Under the laws governing the Medicaid program, since the assets of the trust were available to the man, the assets of the trust counted against the man for purposes of determining his eligibility for the Medicaid program. In other words, if the terms of a trust say that the assets of the trust can be used to pay for items that the trust’s beneficiary may need, then the assets of the trust are, for all intents and purposes, the trust beneficiary’s assets. If the assets of the trust exceed the asset limits for the Medicaid program (which in New Jersey is $2,000), then the trust’s beneficiary will not be eligible for Medicaid benefits.
In the Massachusetts case, the man filed an action in court and reformed the trust. A trust reformation action is a court proceeding through which a person attempts to change the terms of the trust to conform to the purpose for which the trust was established. For instance, perhaps a trust was drafted poorly and the terms of the trust fail to implement effectively the purpose for which the person who established the trust had in mind.
Through a reformation action, the court changes the terms of the trust to conform to the true intentions of the person who established the trust, as those intentions have been shown to the court. Once reformed, the trust no longer says what it used to say; the trust now says what the court says the trust should have said. The terms of the trust are changed to carry out the true intentions of the trust’s creator.
The Massachusetts man did obtain a court order reforming his trust. In that case, the trust that held assets that were wholly available to the man was changed to a trust that did not permit any distributions to the man. Since the trust no longer permitted distributions to the man, the man argued that the trust’s assets were unavailable to him as far as the Medicaid program should be concerned.
Of course, if the trust had initially stated that the assets of the trust were unavailable to the man, then the trust’s assets would not have disqualified the man from Medicaid. So, it is logical to argue that a reformed trust the terms of which do not permit trust assets to be used for the man similarly makes the assets of the trust unavailable to him.

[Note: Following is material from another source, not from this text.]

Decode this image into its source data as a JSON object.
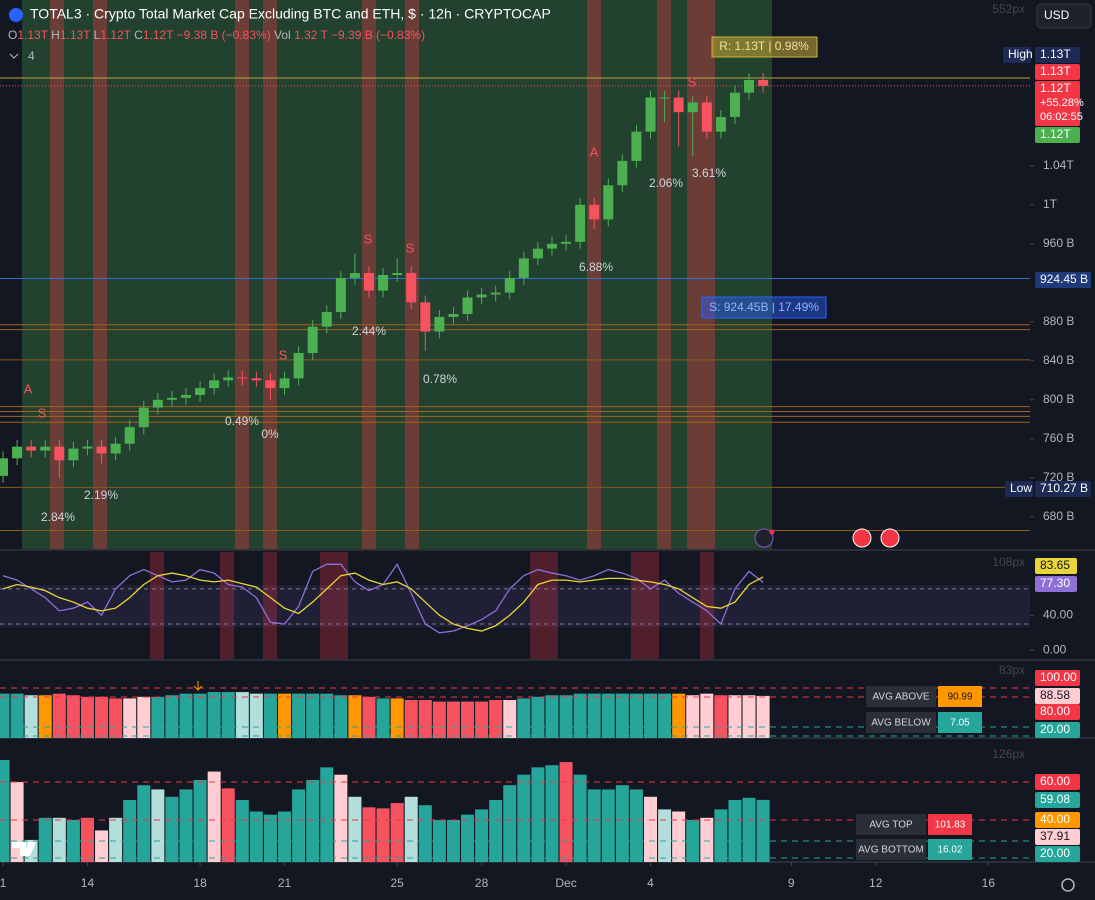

The court in Massachusetts saw things differently. Essentially, the court imposed an asset transfer penalty against the man, rendering the man ineligible for Medicaid as if he had gifted assets away from himself by making the trust assets unavailable to him.
The court reasoned that if someone could simply reform a trust to prevent the assets of the trust that were previously available to him now unavailable to him, then wealthy people could benefit from their money and at the last minute reform their trusts to make their wealth unavailable to them.
Reformation actions are often used by elder law attorneys. Typically, the attorney is seeking to reform a poorly drafted trust that inadvertently makes the assets of a trust available to a disabled individual. For instance, mom established a trust in her Will for her disabled daughter, but after her death, it is discovered that the trust in her Will was poorly drafted and the Medicaid office is counting the assets of the trust against the daughter.
In cases such as this, a reformation action is appropriate, and the State should honor the reformation. In the Massachusetts case, I would have to agree with the conclusion of the court. A person cannot create a trust for himself, benefit from the assets of the trust, then have the trust modified at the last minute, claiming that the trust’s assets are no longer available to him.
The Massachusetts case is simply an example of bad facts making bad law.